The Law Can Be Dangerous to Lawyers’ Mental Health

I’ve said it before and I’ll say it again.  The law can be a very dangerous thing.

Although the legal system inevitably is imperfect, it sometimes provides important benefits such as helping people solve difficult problems, making institutions function properly, and promoting justice.

Unfortunately, the litigation process needed to achieve these goals often is extremely stressful for litigants, as Michaela Keet, Heather Heavin, and I describe in our book, Litigation Interest and Risk Assessment: Help Your Clients Make Good Litigation Decisions.

And lawyers often experience vicarious trauma from representing clients, so says a new article in the ABA Journal, When Caring Costs You: Lawyers Can Experience Vicarious Trauma from Work.

The article lists various areas of practice where clients – and thus lawyers – are especially vulnerable to trauma, including bankruptcy, criminal law, personal injury, and family law.  But intense, prolonged conflict in any type of dispute can be stressful for everyone concerned.

That’s one of the reasons that so many of us have been attracted to the dispute resolution field – to reduce the damage caused by conflict and litigation.  Not only parties suffer stress, but also do lawyers, law students, and law professors.  So we all need to take care of ourselves and others.

The ABA Journal article concludes: “Vicarious trauma, along with other mental illnesses, needs to be discussed starting in law school, and seeking help for these issues should be normalized.  On an organizational level, law firms, bar associations, public defender offices and district attorney’s offices should regularly address lawyer well-being and make it a priority.  Lawyers are not immune from mental health issues, and struggling with vicarious trauma isn’t a personal failing.  It’s simply a sign that you’re human.”

One thought on “The Law Can Be Dangerous to Lawyers’ Mental Health”

  1. I think that this is a truly monumental issue in the field of law.

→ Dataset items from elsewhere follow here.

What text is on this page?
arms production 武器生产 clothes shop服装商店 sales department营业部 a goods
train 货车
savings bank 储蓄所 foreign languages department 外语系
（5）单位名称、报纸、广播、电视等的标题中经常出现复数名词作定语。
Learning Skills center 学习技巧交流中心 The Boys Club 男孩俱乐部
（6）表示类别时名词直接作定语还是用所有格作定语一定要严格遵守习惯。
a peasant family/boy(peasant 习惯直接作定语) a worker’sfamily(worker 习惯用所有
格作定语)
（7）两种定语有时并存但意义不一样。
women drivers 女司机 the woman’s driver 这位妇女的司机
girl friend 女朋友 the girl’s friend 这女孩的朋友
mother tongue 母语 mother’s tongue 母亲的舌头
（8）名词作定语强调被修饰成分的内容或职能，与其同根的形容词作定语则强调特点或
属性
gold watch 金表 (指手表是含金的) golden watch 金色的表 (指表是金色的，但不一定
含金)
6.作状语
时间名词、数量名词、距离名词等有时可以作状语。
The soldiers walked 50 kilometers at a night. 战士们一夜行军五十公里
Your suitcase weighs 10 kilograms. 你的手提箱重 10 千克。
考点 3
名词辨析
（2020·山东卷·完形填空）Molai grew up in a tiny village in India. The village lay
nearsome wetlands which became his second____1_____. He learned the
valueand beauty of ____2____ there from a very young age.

As was briefly mentioned, this is certainly an issue that needs to be tackled while students are going through law school. Some students develop mental health difficulties while in law school, only to find those difficulties exacerbated once they begin practicing as attorneys. While there is likely no real possibility of creating a stress-free career in the law, we should at least be giving students strategies and resources to deal with the stress and mental trauma they develop while in law school, and also prepare them to navigate the additional stress that they’ll take on while in practice.

    For practicing attorneys, the benefits of ADR cannot be understated. Avoiding long, acrimonious litigation is certainly one benefit of ADR, and avoiding that sort of litigation would do wonders for the mental health of many attorneys. Additionally, the ability to cultivate more positive relationships through the ADR process would help combat some of the negative emotions that attorneys face on a daily basis.

    As a group, we owe it to ourselves, and to the next generation of attorneys, to make the legal field a healthier place to work.